In 1985, the campaign against “illegal pregnancies” went rampant and sterilization was enforced for married couples in some regions. Like forced abortion, forced sterilization is not a “choice” for those women. One morning in June, the police drove a big truck into my aunt’s village and forced all married women to jump on the truck. Many of them were middle-aged, had already had children, and were not even pregnant. The police told them that they would undergo a medical checkup at the hospital, but once there, they all were forcedly sterilized.
My aunt was a victim of this policy. After the sterilization operation, her womb kept bleeding. The doctors in that local hospital panicked and asked her husband and the other two Communist Party members from that village to transfer her overnight to a hospital in Beijing. My aunt was actually dying when she was sent to Beijing for emergency care. Her life was saved after an eight-hour surgery in Beijing, but she lost her ability to perform physical work permanently.
As Bob Fu, from a Chinese Christian organization based in the United States, points out, forced abortion means it is never a “choice” for women in China. However, people in China are so blind about this fact that they accept forced abortion as a natural and normal act, and even automatically engage in helping the government with its propaganda.

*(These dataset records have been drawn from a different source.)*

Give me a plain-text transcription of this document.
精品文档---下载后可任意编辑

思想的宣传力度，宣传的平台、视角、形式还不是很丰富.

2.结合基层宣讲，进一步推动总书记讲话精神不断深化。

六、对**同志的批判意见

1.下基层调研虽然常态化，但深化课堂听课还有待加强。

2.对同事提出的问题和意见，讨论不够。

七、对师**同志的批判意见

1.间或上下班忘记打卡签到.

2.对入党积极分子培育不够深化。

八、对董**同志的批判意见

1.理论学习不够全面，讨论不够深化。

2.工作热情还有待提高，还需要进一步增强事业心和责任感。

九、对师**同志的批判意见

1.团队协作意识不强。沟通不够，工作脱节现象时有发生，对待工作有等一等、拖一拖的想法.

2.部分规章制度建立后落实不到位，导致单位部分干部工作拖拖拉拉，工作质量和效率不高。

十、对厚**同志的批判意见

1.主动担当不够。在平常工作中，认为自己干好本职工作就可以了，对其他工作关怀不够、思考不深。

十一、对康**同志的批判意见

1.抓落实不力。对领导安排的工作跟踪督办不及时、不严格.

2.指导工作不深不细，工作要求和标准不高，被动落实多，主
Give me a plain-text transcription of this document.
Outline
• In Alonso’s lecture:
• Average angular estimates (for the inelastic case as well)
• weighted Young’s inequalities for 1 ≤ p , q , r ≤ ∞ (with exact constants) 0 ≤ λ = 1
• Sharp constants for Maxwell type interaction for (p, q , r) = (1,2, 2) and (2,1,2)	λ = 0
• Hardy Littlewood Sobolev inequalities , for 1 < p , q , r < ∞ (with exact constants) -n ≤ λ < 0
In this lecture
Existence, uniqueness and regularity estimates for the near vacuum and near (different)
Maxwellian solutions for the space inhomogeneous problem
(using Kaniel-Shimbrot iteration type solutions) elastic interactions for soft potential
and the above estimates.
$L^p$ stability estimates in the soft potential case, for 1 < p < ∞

A middle-aged woman, a Communist Party member from the university where I used to teach, often told foreign tourists that the whole world should thank China for the forced abortion policy, “for we contribute to the world by sacrificing ourselves.” Sadly, many naïve people from Western countries believe this concocted story. In China, abortion is as common as children having their tonsils taken out. Nobody connects abortion with murder. The government’s policies have created a culture of disrespect for life and dignity, with millions of babies (some up to 9 months gestation) forcedly aborted.
I had three abortions.
As a Christian, I know that God has forgiven me, but for years, I carried with me the pain, shame and guilt of having snuffed out three precious lives. The first time I was forced to have an abortion because I did not apply for the government’s permit to get pregnant. My department secretary in charge of family planning told me that it was better for me to have a secret abortion than being reported and then punished. Of course, she was not being kind to me or anything; the reason she asked me to have a secret abortion was that if I was punished for breaking the family planning law, the university would receive a stern warning, even a hefty fine, and the university leaders would have to submit a letter of “remorse” for negligence and dereliction of duty!
After my son was born, I got pregnant again, and for the same reason I had a second abortion. After that, the doctor recommended that I use a Copper-T IUD, a type of long-acting, reversible contraception. Unfortunately, this device, considered one of the most effective forms of birth control, was disposed of by my body unbeknownst to me. I got pregnant again. For the same reason, I had another abortion.
In 2012, when I was baptized, I confessed my sins and, as I said before, I know my God forgave me and will never again remember my transgressions (Heb. 10:17).
In my case, three innocent lives were brutally ended because the government-enforced One Child Policy. But my story is not unique; it is the story of millions of Chinese women.
Many in communist China and across the world reject the notion of abortion as murder; I had three forced abortions—I found God; I know better.
The day I confessed my sin of abortion to God, I had a blissful dream—three young children giggling joyfully, playing hide and seek, running around a smiling man in a long, white robe. I knew I was forgiven.